The foreign lenders told Enron's Indian unit, Dabhol Power Co, on Thursday to scrap its power purchase agreement with the Maharashtra State Electricity Board, which would force the loss-making state-run utility to take over the plant.
But Indian lenders, who carry the bulk of the project's $1.9 billion loan, vowed on Friday to resist moves by foreign creditors to enforce the takeover of the project by the state utility.
"We will not move the court to lift the injunction on serving a final termination notice," a source at one of the banks said. "It is now up to the foreign lenders if they want to take the matter to international arbitration."
If the matter goes for arbitration and the Indian lenders lose the case, the foreign creditors can invoke guarantees that the governments of India and Maharashtra have given them for the first phase of the project.
And if the funds raised by invoking the guarantees are insufficient, the foreign banks who have made loans of nearly $339 million to the first phase of the project, can lay claim to Dabhol's unpaid dues owed to them by the state utility, bankers said.

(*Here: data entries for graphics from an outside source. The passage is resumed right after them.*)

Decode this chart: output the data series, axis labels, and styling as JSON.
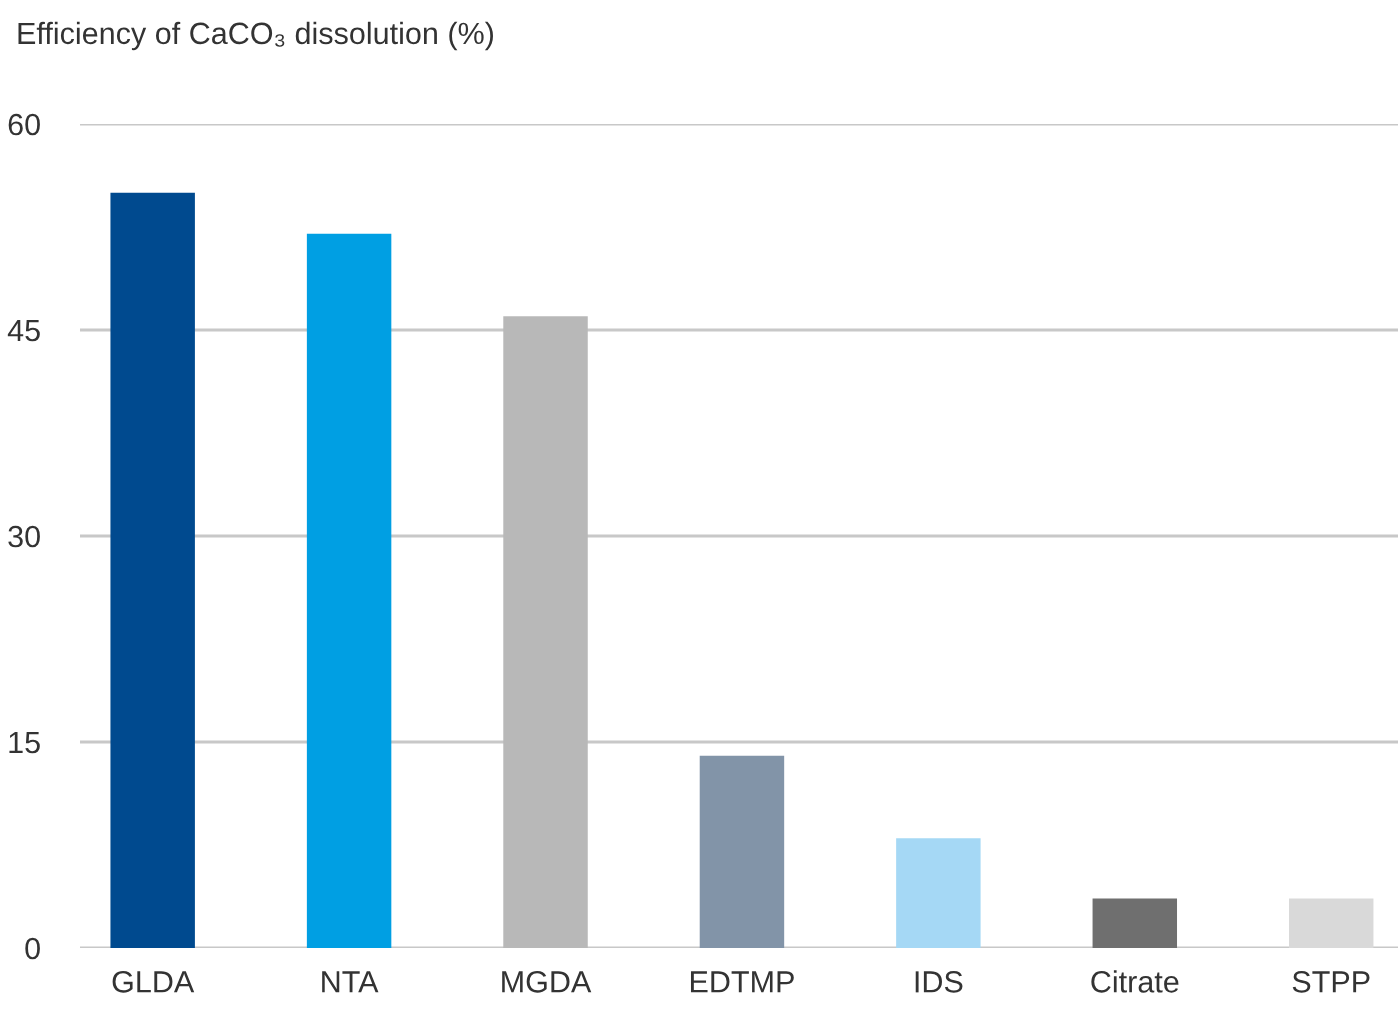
{
  "chart_data": {
    "type": "bar",
    "title": "Efficiency of CaCO₃ dissolution (%)",
    "categories": [
      "GLDA",
      "NTA",
      "MGDA",
      "EDTMP",
      "IDS",
      "Citrate",
      "STPP"
    ],
    "values": [
      55,
      52,
      46,
      14,
      8,
      3.6,
      3.6
    ],
    "colors": [
      "#004a8f",
      "#009fe3",
      "#b8b8b8",
      "#8294a8",
      "#a5d8f5",
      "#6f6f6f",
      "#d9d9d9"
    ],
    "ylim": [
      0,
      60
    ],
    "yticks": [
      0,
      15,
      30,
      45,
      60
    ],
    "grid": "y",
    "legend": false
  }
}
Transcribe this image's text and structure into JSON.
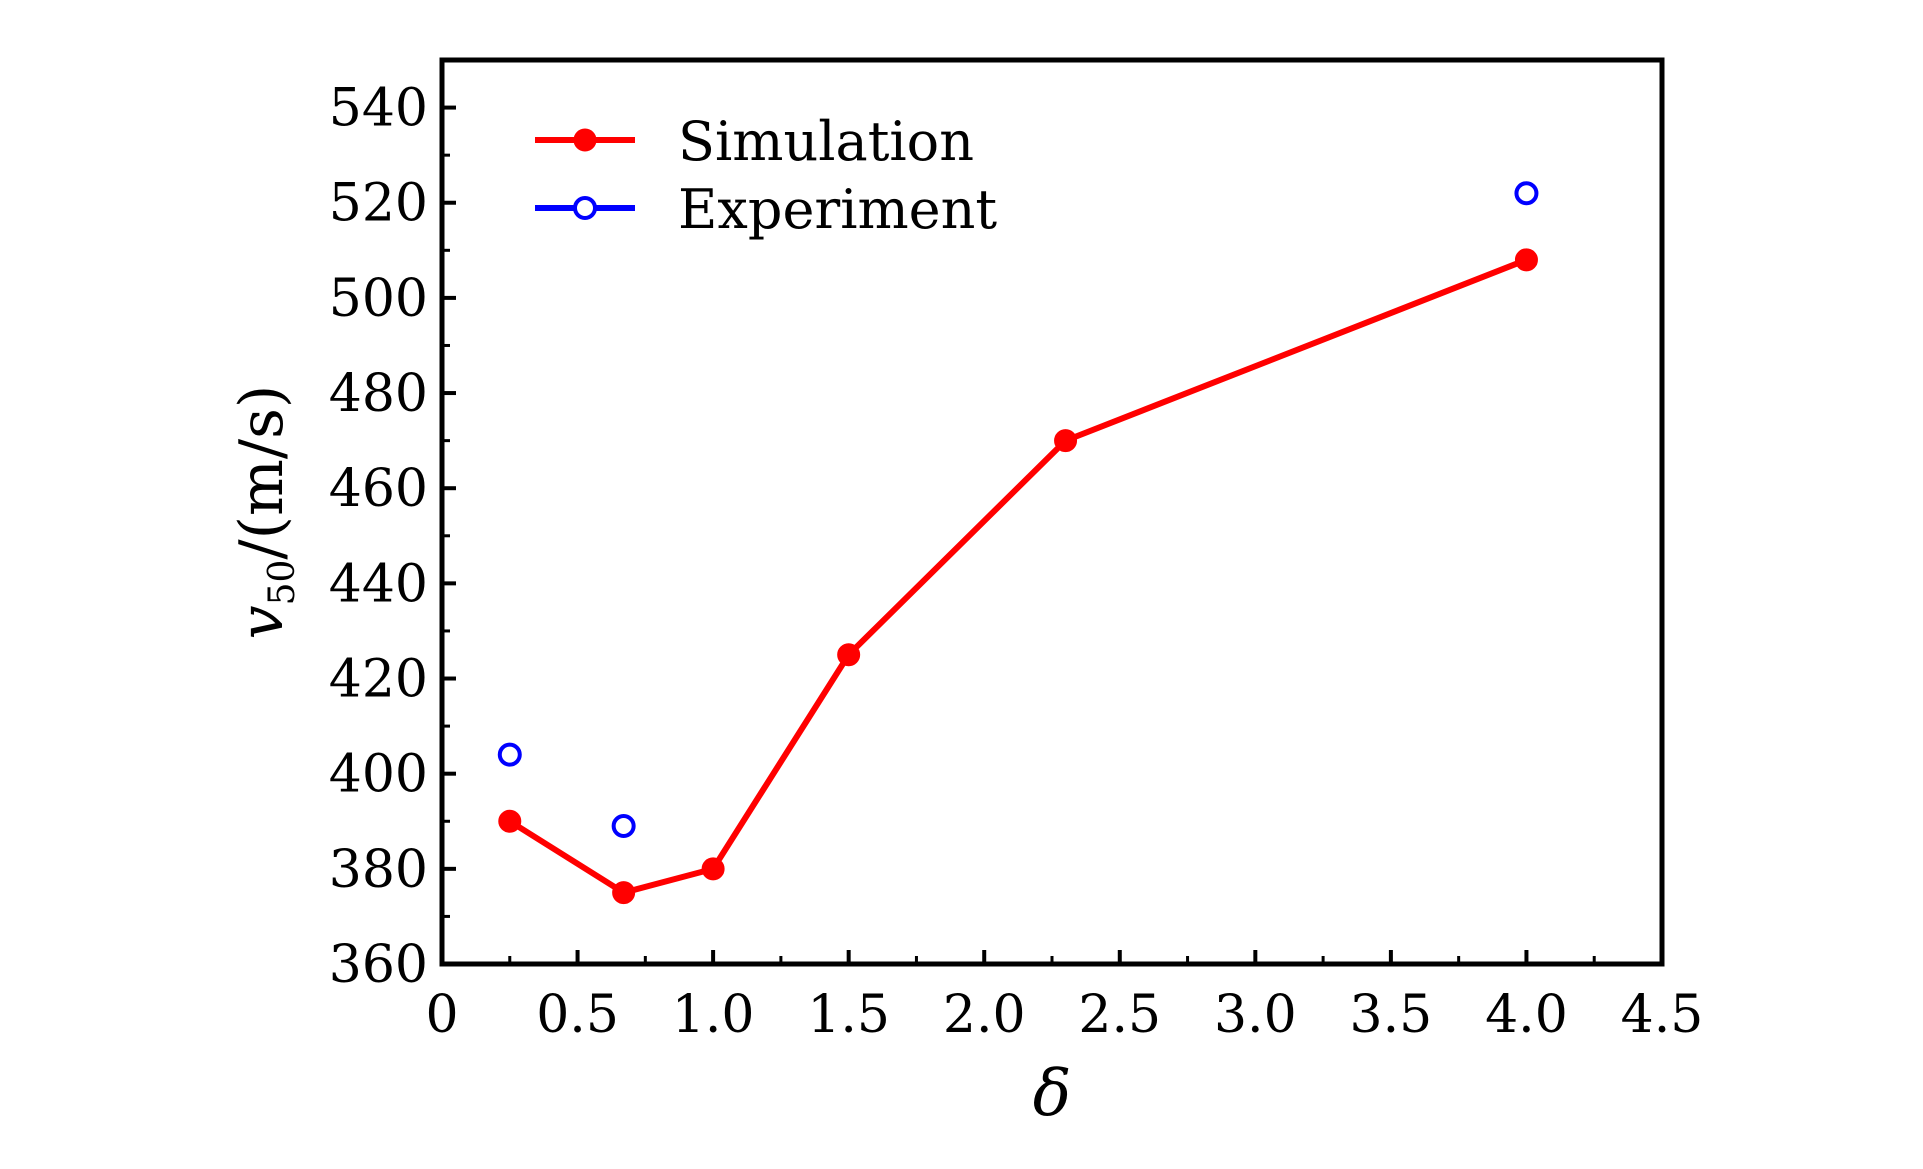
{
  "chart_data": {
    "type": "line",
    "title": "",
    "xlabel": "δ",
    "ylabel": {
      "main": "v",
      "subscript": "50",
      "unit": "/(m/s)"
    },
    "xlim": [
      0,
      4.5
    ],
    "ylim": [
      360,
      550
    ],
    "x_ticks": [
      {
        "value": 0,
        "label": "0"
      },
      {
        "value": 0.5,
        "label": "0.5"
      },
      {
        "value": 1.0,
        "label": "1.0"
      },
      {
        "value": 1.5,
        "label": "1.5"
      },
      {
        "value": 2.0,
        "label": "2.0"
      },
      {
        "value": 2.5,
        "label": "2.5"
      },
      {
        "value": 3.0,
        "label": "3.0"
      },
      {
        "value": 3.5,
        "label": "3.5"
      },
      {
        "value": 4.0,
        "label": "4.0"
      },
      {
        "value": 4.5,
        "label": "4.5"
      }
    ],
    "y_ticks": [
      {
        "value": 360,
        "label": "360"
      },
      {
        "value": 380,
        "label": "380"
      },
      {
        "value": 400,
        "label": "400"
      },
      {
        "value": 420,
        "label": "420"
      },
      {
        "value": 440,
        "label": "440"
      },
      {
        "value": 460,
        "label": "460"
      },
      {
        "value": 480,
        "label": "480"
      },
      {
        "value": 500,
        "label": "500"
      },
      {
        "value": 520,
        "label": "520"
      },
      {
        "value": 540,
        "label": "540"
      }
    ],
    "grid": false,
    "legend_position": "top-left",
    "series": [
      {
        "name": "Simulation",
        "color": "#ff0000",
        "marker": "filled-circle",
        "line": true,
        "x": [
          0.25,
          0.67,
          1.0,
          1.5,
          2.3,
          4.0
        ],
        "y": [
          390,
          375,
          380,
          425,
          470,
          508
        ]
      },
      {
        "name": "Experiment",
        "color": "#0000ff",
        "marker": "open-circle",
        "line": false,
        "x": [
          0.25,
          0.67,
          4.0
        ],
        "y": [
          404,
          389,
          522
        ]
      }
    ]
  }
}
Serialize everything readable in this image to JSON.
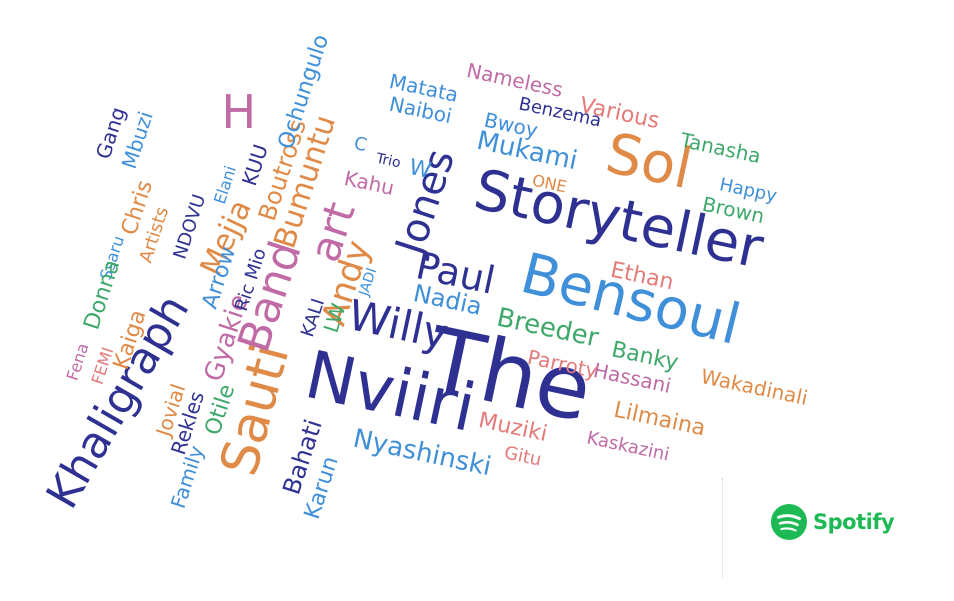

Analysts estimate the unpaid dues owed by MSEB, the power plant's sole customer, at around $600 million. Since MSEB is cash-strapped, any payments would have to be made by the state government.
Indian lenders had obtained a court order last year forbidding Dabhol Power Co from issuing a final termination notice to end the power purchase agreement after the company served a pre-termination notice on MSEB in April 2001.
Foreign lenders said on Thursday, in the latest twist to the nearly three-year saga, that they expected the local banks to soon apply to the court to lift that order.
The offshore lenders said they had decided to ask Dabhol Power Co to proceed with terminating its power purchase pact with MSEB because of the extensive costs they have incurred and the slow progress in restructuring the project.
A termination will contractually oblige MSEB to buy over the project at a price determined by a valuation procedure agreed upon by all stakeholders. If MSEB fails to do so, the spat between the two classes of lenders is likely to end up in arbitration in London.
The plant at Dabhol, 250 km south of Mumbai, has been idle since June 2001 when Enron, which owns 65 per cent of the venture, shut it down after MSEB fell $240 million behind in payments.
Nearly 30 financial institutions lent $1.9 billion to build the 2,184 MW gas-fired power plant and an adjacent LNG facility.
Loans from overseas creditors total nearly $600 million, some of which are guaranteed by India's central and state governments.
Endless delays
Overseas lenders, led by ABN AMRO Bank, wrote a letter to the Indian government last month, threatening to pull out from the venture, citing endless bureaucratic delays in restarting the project.
In the letter they also made it clear that they did not wish to be part of any restructuring plan to revive the project unless they recovered their loans.
Both Indian and foreign lenders then met in Singapore on April 1 and 2 to sort out differences and thrash out measures to revive the stalled project.
But analysts said the meeting failed to achieve its aim and the latest spat could force the Indian creditors to take action on their own.
Foreign and Indian lenders had earlier disagreed over a plan that domestic banks proposed to sell the plant to a new owner.
Apart from Enron, General Electric Co and privately held Bechtel Group Inc each own 10 per cent of the equity, while MSEB owns the remaining 15 per cent.